I'm still in favor of using RF since we have put a lot of work into that algo already (and it seems to be the darling child as evidenced by some recent papers) but I think we should at least look into ENET as a possible enhancement for feature selection.

Some more info on elastic net [1]. It looks like there's an R package [2] we can look at as well, if we decide to go this direction.

[0] http://onlinelibrary.wiley.com/doi/10.1111/j.1574-6976.2010.00251.x/full [1] https://en.wikipedia.org/wiki/Elastic_Net [2] http://www.jstatsoft.org/v33/i01

mothur-westcott commented 12 years ago

@kdiverson for link [0], I am getting a login screen. Is there another way to read it?

"Options for accessing this content: If you have access to this content through a society membership, please first log in to your society website. If you would like institutional access to this content, please recommend the title to your librarian. Login via Athens http://onlinelibrary.wiley.com/athens or other institutional login options http://onlinelibrary.wiley.com/login-options . You can purchase online access to this Article for a 24-hour period (price varies by title) "

kdiverson commented 12 years ago

@mothur-westcott oh, I guess you need to be on a university network, sorry about that. I can email you the pdf.

mothur-westcott commented 12 years ago

thanks, :)

azmfaridee commented 12 years ago

I've just found the paper Supervised classification of human microbiota [0] and it's made me reconsider the best machine learning approach. They still suggest random forest (RF) as the best algo for classification but for feature selection they suggest combining RF with elastic net or ENET. I'm not familiar with ENET but it seems to be a good performer. It was also fairly good at feature reduction, although not the best. For feature reduction SVM-REF was recommended as it had a similar accuracy to RF but it used fewer features for the classification. This would be useful for defining a 'core' set of OTUs.

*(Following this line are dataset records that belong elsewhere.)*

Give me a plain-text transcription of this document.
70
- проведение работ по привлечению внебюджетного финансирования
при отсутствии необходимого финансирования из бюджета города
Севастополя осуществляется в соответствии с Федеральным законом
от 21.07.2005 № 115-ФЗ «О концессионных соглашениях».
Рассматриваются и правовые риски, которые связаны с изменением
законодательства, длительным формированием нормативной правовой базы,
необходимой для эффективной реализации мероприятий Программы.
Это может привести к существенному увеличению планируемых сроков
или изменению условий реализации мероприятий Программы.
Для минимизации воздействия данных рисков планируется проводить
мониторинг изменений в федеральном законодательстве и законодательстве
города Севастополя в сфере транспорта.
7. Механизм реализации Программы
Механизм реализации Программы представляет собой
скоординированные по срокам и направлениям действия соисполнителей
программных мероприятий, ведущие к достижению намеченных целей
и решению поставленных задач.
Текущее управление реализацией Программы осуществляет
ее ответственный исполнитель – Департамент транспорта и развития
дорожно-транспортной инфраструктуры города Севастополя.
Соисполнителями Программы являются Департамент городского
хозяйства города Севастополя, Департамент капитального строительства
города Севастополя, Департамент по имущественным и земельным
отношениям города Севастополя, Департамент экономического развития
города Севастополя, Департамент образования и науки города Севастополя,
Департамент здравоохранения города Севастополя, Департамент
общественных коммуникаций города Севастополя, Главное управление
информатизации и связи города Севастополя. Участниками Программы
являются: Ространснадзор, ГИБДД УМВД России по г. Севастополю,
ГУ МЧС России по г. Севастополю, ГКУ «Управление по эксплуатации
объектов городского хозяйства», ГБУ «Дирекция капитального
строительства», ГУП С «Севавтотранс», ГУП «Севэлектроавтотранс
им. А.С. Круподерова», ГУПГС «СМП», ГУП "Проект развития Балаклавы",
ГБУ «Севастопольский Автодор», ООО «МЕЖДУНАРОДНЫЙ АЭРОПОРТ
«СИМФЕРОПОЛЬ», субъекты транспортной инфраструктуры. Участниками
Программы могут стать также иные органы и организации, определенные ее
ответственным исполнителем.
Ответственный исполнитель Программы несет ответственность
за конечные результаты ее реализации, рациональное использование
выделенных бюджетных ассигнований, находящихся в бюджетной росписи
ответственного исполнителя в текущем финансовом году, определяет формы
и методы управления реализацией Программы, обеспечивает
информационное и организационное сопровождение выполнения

I'm still in favor of using RF since we have put a lot of work into that algo already (and it seems to be the darling child as evidenced by some recent papers) but I think we should at least look into ENET as a possible enhancement for feature selection.

Some more info on elastic net [1]. It looks like there's an R package [2] we can look at as well, if we decide to go this direction.

[0] http://onlinelibrary.wiley.com/doi/10.1111/j.1574-6976.2010.00251.x/full [1] https://en.wikipedia.org/wiki/Elastic_Net [2] http://www.jstatsoft.org/v33/i01

@kdiverson: I created a folder called ENETandOtherRelatedPapers in the dropbox folder, could you download the pdf of [0] and drop it there? It would be nice if we could add @mothur-westcott to our shared folder too.

I just skimmed through [2], most of the paper talked about a regression model, whereas the problem we are dealing with is a feature selection in a embedded classifier method. I'm not completely sure how this fits our problem set, maybe when I read [0], I could judge better.

kdiverson commented 12 years ago

@darthxaher the paper was in the biology directory, moved to ENET.